Non-Exemplar Online Class-incremental Continual Learning via Dual-prototype Self-augment and Refinement
This addresses a practical challenge in continual learning for scenarios where data privacy and memory constraints prevent replay of old examples, though it is incremental in method.
The paper tackles the problem of Non-exemplar Online Class-incremental Continual Learning (NO-CL), aiming to learn new classes continuously without storing past data examples, and proposes a Dual-prototype Self-augment and Refinement method (DSR) that achieves state-of-the-art performance in this setting.

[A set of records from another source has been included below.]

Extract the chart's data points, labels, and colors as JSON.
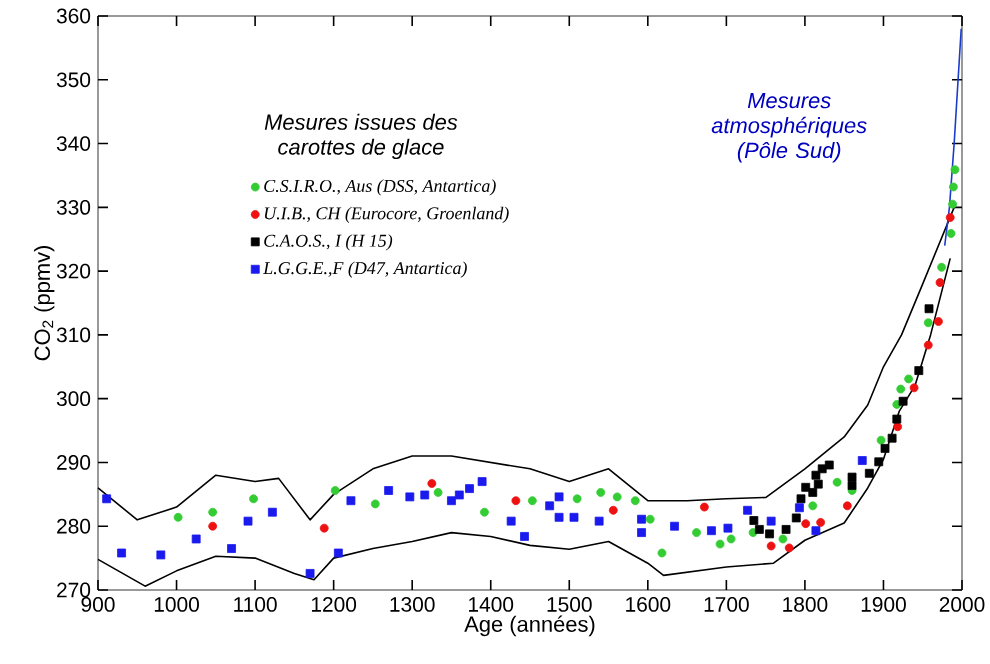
{
  "chart_data": {
    "type": "scatter",
    "xlabel": "Age (années)",
    "ylabel": "CO$_{2}$ (ppmv)",
    "legend_title": "Mesures issues des carottes de glace",
    "legend": "top left",
    "xlim": [
      900,
      2000
    ],
    "ylim": [
      270,
      360
    ],
    "xticks": [
      900,
      1000,
      1100,
      1200,
      1300,
      1400,
      1500,
      1600,
      1700,
      1800,
      1900,
      2000
    ],
    "yticks": [
      270,
      280,
      290,
      300,
      310,
      320,
      330,
      340,
      350,
      360
    ],
    "series": [
      {
        "name": "C.S.I.R.O., Aus (DSS, Antartica)",
        "marker": "circle",
        "color": "#33cc33",
        "x": [
          1002,
          1046,
          1098,
          1202,
          1253,
          1333,
          1392,
          1453,
          1510,
          1540,
          1561,
          1584,
          1603,
          1618,
          1662,
          1692,
          1706,
          1734,
          1772,
          1810,
          1841,
          1860,
          1897,
          1917,
          1922,
          1932,
          1957,
          1974,
          1986,
          1988,
          1989,
          1991
        ],
        "values": [
          281.4,
          282.2,
          284.3,
          285.6,
          283.5,
          285.3,
          282.2,
          284,
          284.3,
          285.3,
          284.6,
          284,
          281.1,
          275.8,
          279,
          277.2,
          278,
          279,
          278,
          283.2,
          286.9,
          285.6,
          293.5,
          299.1,
          301.5,
          303.1,
          311.9,
          320.6,
          325.9,
          330.5,
          333.2,
          335.9
        ]
      },
      {
        "name": "U.I.B., CH (Eurocore, Groenland)",
        "marker": "circle",
        "color": "#ee1111",
        "x": [
          1046,
          1188,
          1325,
          1432,
          1556,
          1672,
          1757,
          1780,
          1801,
          1820,
          1854,
          1918,
          1939,
          1957,
          1970,
          1972,
          1985
        ],
        "values": [
          280,
          279.7,
          286.7,
          284,
          282.5,
          283,
          276.9,
          276.6,
          280.4,
          280.6,
          283.2,
          295.6,
          301.7,
          308.4,
          312.1,
          318.2,
          328.4
        ]
      },
      {
        "name": "C.A.O.S., I (H 15)",
        "marker": "square",
        "color": "#000000",
        "x": [
          1735,
          1742,
          1755,
          1776,
          1789,
          1795,
          1801,
          1810,
          1814,
          1817,
          1822,
          1831,
          1860,
          1860,
          1882,
          1894,
          1902,
          1911,
          1917,
          1925,
          1945,
          1958
        ],
        "values": [
          280.9,
          279.5,
          278.8,
          279.5,
          281.3,
          284.3,
          286.1,
          285.3,
          288,
          286.6,
          289,
          289.6,
          287.7,
          286.4,
          288.3,
          290.1,
          292.2,
          293.8,
          296.8,
          299.6,
          304.4,
          314.1
        ]
      },
      {
        "name": "L.G.G.E.,F (D47, Antartica)",
        "marker": "square",
        "color": "#1a1aee",
        "x": [
          911,
          930,
          980,
          1025,
          1070,
          1091,
          1122,
          1170,
          1206,
          1222,
          1270,
          1297,
          1316,
          1350,
          1360,
          1373,
          1389,
          1426,
          1443,
          1475,
          1487,
          1487,
          1506,
          1538,
          1592,
          1592,
          1634,
          1681,
          1702,
          1727,
          1757,
          1793,
          1814,
          1873
        ],
        "values": [
          284.3,
          275.8,
          275.5,
          278,
          276.5,
          280.8,
          282.2,
          272.6,
          275.8,
          284,
          285.6,
          284.6,
          284.9,
          284,
          284.9,
          285.9,
          287,
          280.8,
          278.4,
          283.2,
          284.6,
          281.4,
          281.4,
          280.8,
          281.1,
          279,
          280,
          279.3,
          279.7,
          282.5,
          280.8,
          282.9,
          279.3,
          290.3
        ]
      },
      {
        "type": "line",
        "marker": "none",
        "line_style": "solid",
        "color": "#000000",
        "x": [
          900,
          950,
          1000,
          1050,
          1100,
          1130,
          1170,
          1200,
          1250,
          1300,
          1350,
          1400,
          1450,
          1500,
          1550,
          1600,
          1650,
          1700,
          1750,
          1800,
          1850,
          1880,
          1900,
          1923,
          1950,
          1990
        ],
        "values": [
          286,
          281,
          283,
          288,
          287,
          287.5,
          281,
          285,
          289,
          291,
          291,
          290,
          289,
          287,
          289,
          284,
          284,
          284.3,
          284.5,
          289,
          294,
          299,
          305,
          310,
          318,
          330
        ]
      },
      {
        "type": "line",
        "marker": "none",
        "line_style": "solid",
        "color": "#000000",
        "x": [
          900,
          960,
          1000,
          1050,
          1100,
          1150,
          1175,
          1200,
          1250,
          1300,
          1350,
          1400,
          1450,
          1500,
          1550,
          1600,
          1620,
          1700,
          1760,
          1800,
          1850,
          1880,
          1900,
          1920,
          1940,
          1960,
          1985
        ],
        "values": [
          274.8,
          270.6,
          273,
          275.3,
          275,
          272.6,
          271.6,
          275,
          276.5,
          277.6,
          279,
          278.4,
          277,
          276.4,
          277.6,
          274.2,
          272.3,
          273.6,
          274.2,
          277.8,
          280.5,
          286,
          290.5,
          298,
          302,
          310,
          322
        ]
      },
      {
        "type": "line",
        "marker": "none",
        "line_style": "solid",
        "color": "#1a3ccc",
        "x": [
          1978,
          1984,
          1990,
          1995,
          1999
        ],
        "values": [
          324,
          330,
          340,
          350,
          358
        ]
      }
    ],
    "annotations": [
      "Mesures atmosphériques (Pôle Sud)"
    ]
  }
}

This paper investigates a new, practical, but challenging problem named Non-exemplar Online Class-incremental continual Learning (NO-CL), which aims to preserve the discernibility of base classes without buffering data examples and efficiently learn novel classes continuously in a single-pass (i.e., online) data stream. The challenges of this task are mainly two-fold: (1) Both base and novel classes suffer from severe catastrophic forgetting as no previous samples are available for replay. (2) As the online data can only be observed once, there is no way to fully re-train the whole model, e.g., re-calibrate the decision boundaries via prototype alignment or feature distillation. In this paper, we propose a novel Dual-prototype Self-augment and Refinement method (DSR) for NO-CL problem, which consists of two strategies: 1) Dual class prototypes: vanilla and high-dimensional prototypes are exploited to utilize the pre-trained information and obtain robust quasi-orthogonal representations rather than example buffers for both privacy preservation and memory reduction. 2) Self-augment and refinement: Instead of updating the whole network, we optimize high-dimensional prototypes alternatively with the extra projection module based on self-augment vanilla prototypes, through a bi-level optimization problem. Extensive experiments demonstrate the effectiveness and superiority of the proposed DSR in NO-CL.